NIIRA states that failure to comply with these requirements attracts a penalty, in addition to compound interest on the claim amount, to discourage unnecessary delays.

It enforces a “zero‑tolerance” policy on delayed claims to restore public confidence in the insurance sector. The Act generally aims to streamline the claims process by introducing several measures, including expanding acceptable modes of communication to include electronic means, such as email, for delivering policy documents and potentially other claim‑related communications, which aids efficiency.

It also aims to remove the requirement for a police report for motor accident claims, unless there is a death or serious bodily injury, provided there is sufficient proof of loss or damage. The Act also has a definite stance on protecting policyholder interests.

Following the Act’s mandate on claims payment and its zero‑tolerance stance on non‑payment of claims, the Commissioner for Insurance, Mr Olusegun Ayo Omosehin, said he would implement it later. Most insurance firms now digitalise their claims settlement process to ensure payment of simple claims that do not require loss adjusters’ attention within 24 hours.

Digitalised system

To reverse the trend, insurers have employed technology, a development that has set some of them apart from the rest. Leading the list are Heirs Insurance, which says it has democratised insurance so that policyholders can get their claims paid within 24 hours of sending and receiving a discharge voucher.

The Managing Director, Onifade, said holders could buy insurance with their phone and receive claims through the same process.

He added that with an AI‑assisted model of claims processes, especially the Prince AI chart board launched by the company, policyholders could file their claims through WhatsApp, an app, or the web.

Other firms with digitalised insurance payment processes include Universal Insurance plc, which has developed a fast claims payment system using AI for instant remote motor inspections via smartphone, eliminating physical assessment.

Also, Unitrust Insurance has deployed the Webplug App and WhatsApp chatbot to cut turnaround time, promising claims settlement within 24 hours of document receipt.

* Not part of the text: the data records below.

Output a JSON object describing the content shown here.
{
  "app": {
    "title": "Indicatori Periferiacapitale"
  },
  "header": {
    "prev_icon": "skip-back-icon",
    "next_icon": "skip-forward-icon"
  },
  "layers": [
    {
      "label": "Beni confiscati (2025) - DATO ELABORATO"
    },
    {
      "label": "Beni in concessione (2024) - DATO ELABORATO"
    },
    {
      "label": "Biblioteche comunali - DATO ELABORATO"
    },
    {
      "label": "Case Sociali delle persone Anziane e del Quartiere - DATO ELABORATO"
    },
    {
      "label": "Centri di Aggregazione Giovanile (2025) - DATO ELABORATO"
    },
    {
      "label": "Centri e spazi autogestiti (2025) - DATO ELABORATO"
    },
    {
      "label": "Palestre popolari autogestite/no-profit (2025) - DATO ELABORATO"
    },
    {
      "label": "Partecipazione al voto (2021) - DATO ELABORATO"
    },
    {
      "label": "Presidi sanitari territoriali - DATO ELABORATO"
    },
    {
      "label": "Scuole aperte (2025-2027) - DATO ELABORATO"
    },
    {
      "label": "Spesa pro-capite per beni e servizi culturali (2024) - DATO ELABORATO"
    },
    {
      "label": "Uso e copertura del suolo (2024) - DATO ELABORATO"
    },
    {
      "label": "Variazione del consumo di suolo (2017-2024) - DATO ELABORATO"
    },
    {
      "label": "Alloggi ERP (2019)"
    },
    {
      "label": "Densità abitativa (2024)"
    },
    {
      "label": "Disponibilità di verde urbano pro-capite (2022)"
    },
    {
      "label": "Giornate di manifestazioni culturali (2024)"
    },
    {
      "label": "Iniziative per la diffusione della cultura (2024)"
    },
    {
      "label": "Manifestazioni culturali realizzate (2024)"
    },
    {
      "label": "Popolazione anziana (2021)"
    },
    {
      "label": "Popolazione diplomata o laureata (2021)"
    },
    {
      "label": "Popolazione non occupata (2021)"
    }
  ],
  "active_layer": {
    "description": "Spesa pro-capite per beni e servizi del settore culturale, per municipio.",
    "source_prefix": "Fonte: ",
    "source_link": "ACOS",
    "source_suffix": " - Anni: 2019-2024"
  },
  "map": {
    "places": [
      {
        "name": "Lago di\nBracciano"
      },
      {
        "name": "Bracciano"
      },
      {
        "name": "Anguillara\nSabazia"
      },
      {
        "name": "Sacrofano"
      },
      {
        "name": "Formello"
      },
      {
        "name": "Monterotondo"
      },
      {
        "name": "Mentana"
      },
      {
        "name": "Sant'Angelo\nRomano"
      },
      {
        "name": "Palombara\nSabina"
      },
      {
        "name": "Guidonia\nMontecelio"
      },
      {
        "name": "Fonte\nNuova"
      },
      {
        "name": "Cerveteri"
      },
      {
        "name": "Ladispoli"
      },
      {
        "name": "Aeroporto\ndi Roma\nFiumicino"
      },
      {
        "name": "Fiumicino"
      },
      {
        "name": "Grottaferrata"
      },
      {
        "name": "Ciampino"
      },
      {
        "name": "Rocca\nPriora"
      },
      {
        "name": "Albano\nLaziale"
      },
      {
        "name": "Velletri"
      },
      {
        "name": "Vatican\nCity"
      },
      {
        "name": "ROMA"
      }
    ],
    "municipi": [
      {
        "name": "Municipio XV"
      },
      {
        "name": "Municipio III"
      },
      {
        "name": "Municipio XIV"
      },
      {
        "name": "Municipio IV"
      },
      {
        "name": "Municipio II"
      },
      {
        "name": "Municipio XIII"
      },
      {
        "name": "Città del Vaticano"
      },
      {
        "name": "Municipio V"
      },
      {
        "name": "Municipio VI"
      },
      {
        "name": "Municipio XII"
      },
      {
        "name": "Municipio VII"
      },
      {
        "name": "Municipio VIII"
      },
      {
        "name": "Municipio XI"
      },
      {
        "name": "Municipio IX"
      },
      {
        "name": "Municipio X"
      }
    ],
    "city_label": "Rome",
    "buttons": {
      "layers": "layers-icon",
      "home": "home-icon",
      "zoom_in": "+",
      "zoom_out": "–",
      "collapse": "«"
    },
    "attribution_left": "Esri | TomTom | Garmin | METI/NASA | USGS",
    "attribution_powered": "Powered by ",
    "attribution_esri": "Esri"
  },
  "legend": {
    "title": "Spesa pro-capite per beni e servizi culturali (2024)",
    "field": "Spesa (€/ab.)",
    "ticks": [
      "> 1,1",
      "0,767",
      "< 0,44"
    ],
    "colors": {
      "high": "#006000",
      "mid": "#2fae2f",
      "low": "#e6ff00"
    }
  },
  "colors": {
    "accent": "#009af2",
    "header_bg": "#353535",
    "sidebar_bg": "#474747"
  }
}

Most of these fast‑claims‑paying underwriting firms utilise platforms like FastClaim, an AI‑powered app adopted by underwriters that allows insurance practitioners to take photos of damaged vehicles, with AI assessing severity and generating repair estimates instantly.

Some firms also partner with insurTech firms, enabling them to connect customers with digital claims platforms across different insurers.

Negative observation

Analysts have observed that when high‑magnitude claims arise from certain policies, the issue of “he who pays the piper dictates the tune” often rears its head.

This means that because it is the underwriter who pays adjusters’ fees, they set conditions for their payment by mandating the adjusters to reject or delay genuine claims payment on such risks.

Sector analysts said if insurers truly want to demonstrate that claims settlement, integrity, and trust are the currency of an insurance contract, they should abandon such sharp practices, allow adjusters to perform their assessment objectively, and pay the resulting claims without unnecessary delays or argument. They argued that after all, the reason for venturing into the insurance business is to collect premiums and protect the insured when risk occurs through seamless claims payment.

Given the important position of claims payment in insurance contracts, sector observers said every insurance firm worthy of patronage should develop its own fast claims payment model to make claims payment seamless and redeem the industry’s image.